GDP could decline by 42% in the second quarter, according to the Atlanta Fed

Gold prices ended higher as US economic data underscored the damage from the COVID-19 pandemic on business activity & as concerns over US-China trade tensions lifted haven demand for the metal, which scored its highest settlement in a month.  Gold for Jun climbed $15 (0.9%) to settle at $1756 an ounce.  Prices for the most-active contract marked their highest settlement since Apr 14.  For the week, gold gained 2.5% based on the most-active contract.  Economic data was mostly downbeat.  US retail sales tumbled by a record 16.4% in Apr & fell 16.2% excluding automobile sales & gas price, due to lockdown measures implemented to slow the worst viral outbreak in more than a century.  Meanwhile, a reading on business activity in the New York area, the New York Fed's Empire State business conditions index, rose 29.7 points to minus 48.5 in May, the regional Fed bank said, marking the 2nd-lowest reading on record.  US industrial output fell by a record 11.2% in Apr, but the preliminary reading of the consumer-sentiment survey in May edged up to 73.7 from 71.8 in Apr, the University of Michigan said.  Gold also digested reports of rising Sino-American tensions after Pres Trump moved to block shipments of semiconductors to Huawei Technologies, as the US has blamed China for mishandling the outbreak of the coronavirus.

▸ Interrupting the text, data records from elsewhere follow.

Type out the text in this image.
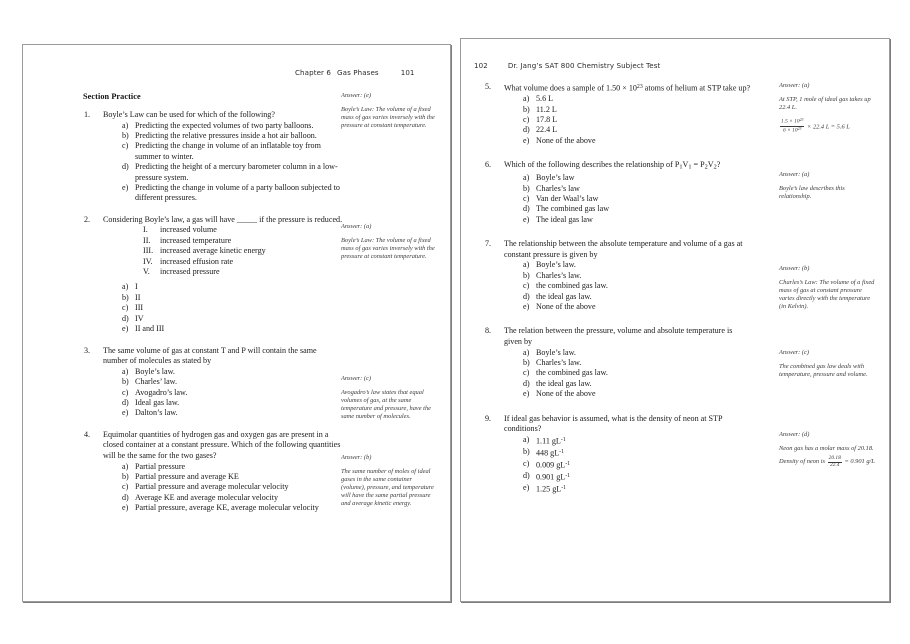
Chapter 6 Gas Phases	101
Section Practice
1.	Boyle’s Law can be used for which of the following?
a) Predicting the expected volumes of two party balloons.
b) Predicting the relative pressures inside a hot air balloon.
c) Predicting the change in volume of an inflatable toy from summer to winter.
d) Predicting the height of a mercury barometer column in a low-pressure system.
e) Predicting the change in volume of a party balloon subjected to different pressures.
2.	Considering Boyle’s law, a gas will have _____ if the pressure is reduced.
I.	increased volume
II.	increased temperature
III. increased average kinetic energy
IV. increased effusion rate
V.	increased pressure
a) I
b) II
c) III
d) IV
e) II and III
3.	The same volume of gas at constant T and P will contain the same number of molecules as stated by
a) Boyle’s law.
b) Charles’ law.
c) Avogadro’s law.
d) Ideal gas law.
e) Dalton’s law.
4.	Equimolar quantities of hydrogen gas and oxygen gas are present in a closed container at a constant pressure. Which of the following quantities will be the same for the two gases?
a) Partial pressure
b) Partial pressure and average KE
c) Partial pressure and average molecular velocity
d) Average KE and average molecular velocity
e) Partial pressure, average KE, average molecular velocity
Answer: (e)
Boyle’s Law: The volume of a fixed mass of gas varies inversely with the pressure at constant temperature.
Answer: (a)
Boyle’s Law: The volume of a fixed mass of gas varies inversely with the pressure at constant temperature.
Answer: (c)
Avogadro’s law states that equal volumes of gas, at the same temperature and pressure, have the same number of molecules.
Answer: (b)
The same number of moles of ideal gases in the same container (volume), pressure, and temperature will have the same partial pressure and average kinetic energy.
102	Dr. Jang’s SAT 800 Chemistry Subject Test
5.	What volume does a sample of $1.50 \times 10^{23}$ atoms of helium at STP take up?
a) 5.6 L
b) 11.2 L
c) 17.8 L
d) 22.4 L
e) None of the above
6.	Which of the following describes the relationship of $P_1V_1 = P_2V_2$?
a) Boyle’s law
b) Charles’s law
c) Van der Waal’s law
d) The combined gas law
e) The ideal gas law
7.	The relationship between the absolute temperature and volume of a gas at constant pressure is given by
a) Boyle’s law.
b) Charles’s law.
c) the combined gas law.
d) the ideal gas law.
e) None of the above
8.	The relation between the pressure, volume and absolute temperature is given by
a) Boyle’s law.
b) Charles’s law.
c) the combined gas law.
d) the ideal gas law.
e) None of the above
9.	If ideal gas behavior is assumed, what is the density of neon at STP conditions?
a) 1.11 $gL^{-1}$
b) 448 $gL^{-1}$
c) 0.009 $gL^{-1}$
d) 0.901 $gL^{-1}$
e) 1.25 $gL^{-1}$
Answer: (a)
At STP, 1 mole of ideal gas takes up 22.4 L.
$\frac{1.5 \times 10^{23}}{6 \times 10^{23}} \times 22.4$ L = 5.6 L
Answer: (a)
Boyle’s law describes this relationship.
Answer: (b)
Charles’s Law: The volume of a fixed mass of gas at constant pressure varies directly with the temperature (in Kelvin).
Answer: (c)
The combined gas law deals with temperature, pressure and volume.
Answer: (d)
Neon gas has a molar mass of 20.18.
Density of neon is $\frac{20.18}{22.4} = 0.901$ g/L
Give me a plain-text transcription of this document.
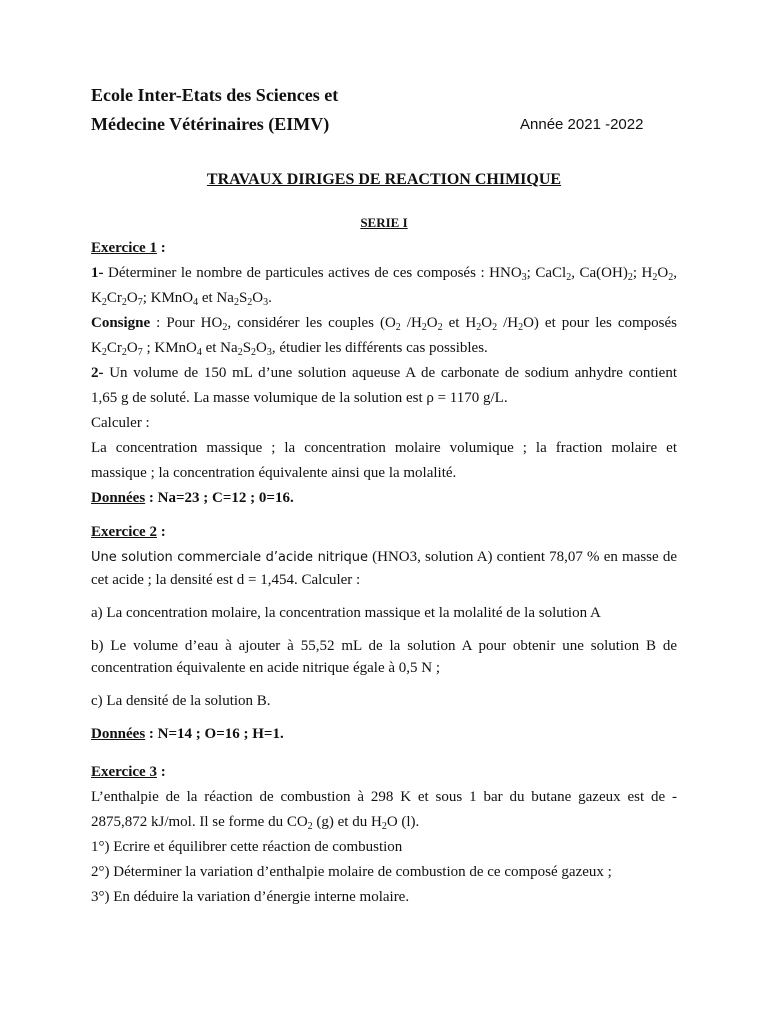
Ecole Inter-Etats des Sciences et
Médecine Vétérinaires (EIMV)	Année 2021 -2022
TRAVAUX DIRIGES DE REACTION CHIMIQUE
SERIE I
Exercice 1 :
1- Déterminer le nombre de particules actives de ces composés : $HNO_3$; CaCl$_2$, $Ca(OH)_2$; $H_2O_2$,
$K_2Cr_2O_7$; KMnO$_4$ et $Na_2S_2O_3$.
Consigne : Pour $HO_2$, considérer les couples ($O_2$ $/H_2O_2$ et $H_2O_2$ $/H_2O$) et pour les composés
$K_2Cr_2O_7$ ; KMnO$_4$ et $Na_2S_2O_3$, étudier les différents cas possibles.
2- Un volume de 150 mL d’une solution aqueuse A de carbonate de sodium anhydre contient
1,65 g de soluté. La masse volumique de la solution est ρ = 1170 g/L.
Calculer :
La concentration massique ; la concentration molaire volumique ; la fraction molaire et
massique ; la concentration équivalente ainsi que la molalité.
Données : Na=23 ; C=12 ; 0=16.
Exercice 2 :
Une solution commerciale d’acide nitrique (HNO3, solution A) contient 78,07 % en masse de
cet acide ; la densité est d = 1,454. Calculer :
a) La concentration molaire, la concentration massique et la molalité de la solution A
b) Le volume d’eau à ajouter à 55,52 mL de la solution A pour obtenir une solution B de
concentration équivalente en acide nitrique égale à 0,5 N ;
c) La densité de la solution B.
Données : N=14 ; O=16 ; H=1.
Exercice 3 :
L’enthalpie de la réaction de combustion à 298 K et sous 1 bar du butane gazeux est de -
2875,872 kJ/mol. Il se forme du $CO_2$ (g) et du $H_2O$ (l).
1°) Ecrire et équilibrer cette réaction de combustion
2°) Déterminer la variation d’enthalpie molaire de combustion de ce composé gazeux ;
3°) En déduire la variation d’énergie interne molaire.
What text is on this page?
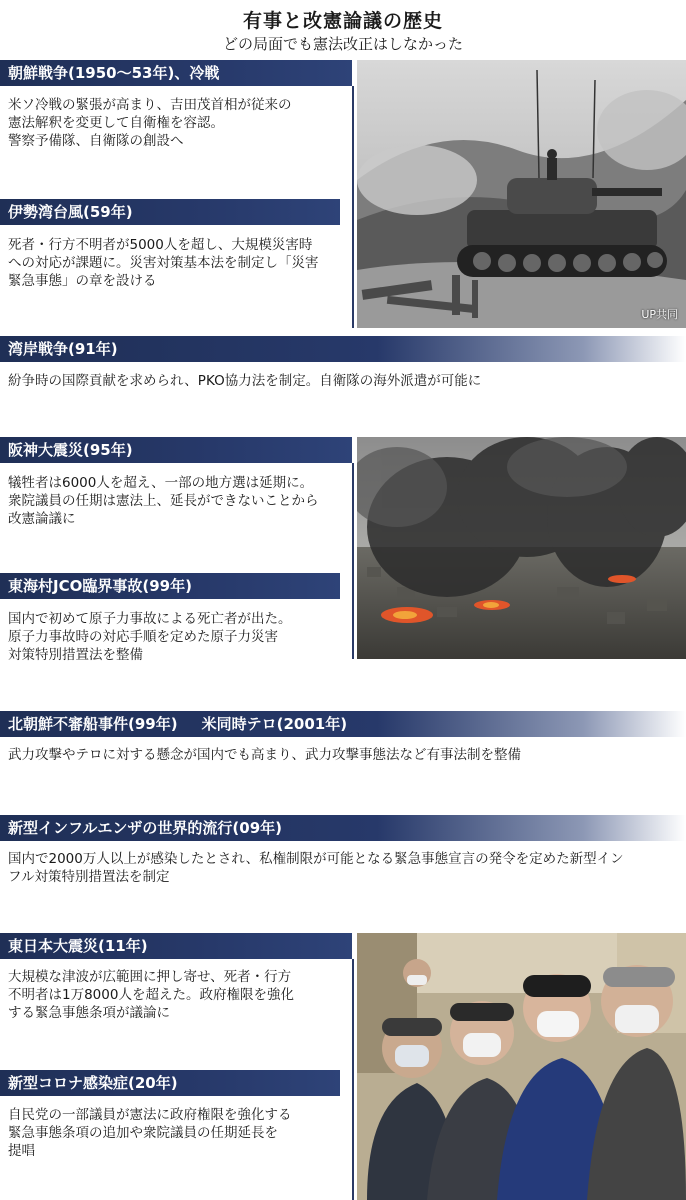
有事と改憲論議の歴史
どの局面でも憲法改正はしなかった
朝鮮戦争(1950〜53年)、冷戦
米ソ冷戦の緊張が高まり、吉田茂首相が従来の
憲法解釈を変更して自衛権を容認。
警察予備隊、自衛隊の創設へ
伊勢湾台風(59年)
死者・行方不明者が5000人を超し、大規模災害時
への対応が課題に。災害対策基本法を制定し「災害
緊急事態」の章を設ける
UP共同
湾岸戦争(91年)
紛争時の国際貢献を求められ、PKO協力法を制定。自衛隊の海外派遣が可能に
阪神大震災(95年)
犠牲者は6000人を超え、一部の地方選は延期に。
衆院議員の任期は憲法上、延長ができないことから
改憲論議に
東海村JCO臨界事故(99年)
国内で初めて原子力事故による死亡者が出た。
原子力事故時の対応手順を定めた原子力災害
対策特別措置法を整備
北朝鮮不審船事件(99年) 米同時テロ(2001年)
武力攻撃やテロに対する懸念が国内でも高まり、武力攻撃事態法など有事法制を整備
新型インフルエンザの世界的流行(09年)
国内で2000万人以上が感染したとされ、私権制限が可能となる緊急事態宣言の発令を定めた新型イン
フル対策特別措置法を制定
東日本大震災(11年)
大規模な津波が広範囲に押し寄せ、死者・行方
不明者は1万8000人を超えた。政府権限を強化
する緊急事態条項が議論に
新型コロナ感染症(20年)
自民党の一部議員が憲法に政府権限を強化する
緊急事態条項の追加や衆院議員の任期延長を
提唱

Gold scores highest finish in a month as U.S. economic data highlights impact of coronavirus

Oil futures rose, with the US benchmark posting a weekly gain of 19%, finding support from production cuts by major oil producers & early signs of a recovery in demand for crude with some business lockdowns globally being lifted.  West Texas Intermediate (WTI) crude for Jun rose $1.87 (6.8%) to settle at $29.43 barrel.  Prices based on the front-month contract, which expires at the end of Tues trading, logged a weekly gain of 19%.  They also marked the highest finish since Mar 13.  Jul WTI crude, the most active contract, rose $1.64 (5.9%) to settle at $29.52.  At their highest levels today, Jun WTI traded at $29.92 & Jul WTI touched $29.78.  Global benchmark Jul Brent crude rose $1.37 (4.4%) at $32.50 a barrel for a 4.9% weekly rise.

U.S. oil benchmark posts a 19% weekly climb on output cuts, improving demand outlook

When all is said & done, the Dow went up 300 this week.  Not a bad performance given the abundance of negative news (including div cuts).  That's where it was on Apr 7, recovering from dreary lows around 18K.  The US economy is trying to reopen in several states with various degrees of success.  The bulls have done well to keep enough buyers around so that the averages have been trading sideways.  The most worrisome problem is US-China trade relations which continue to be touchy.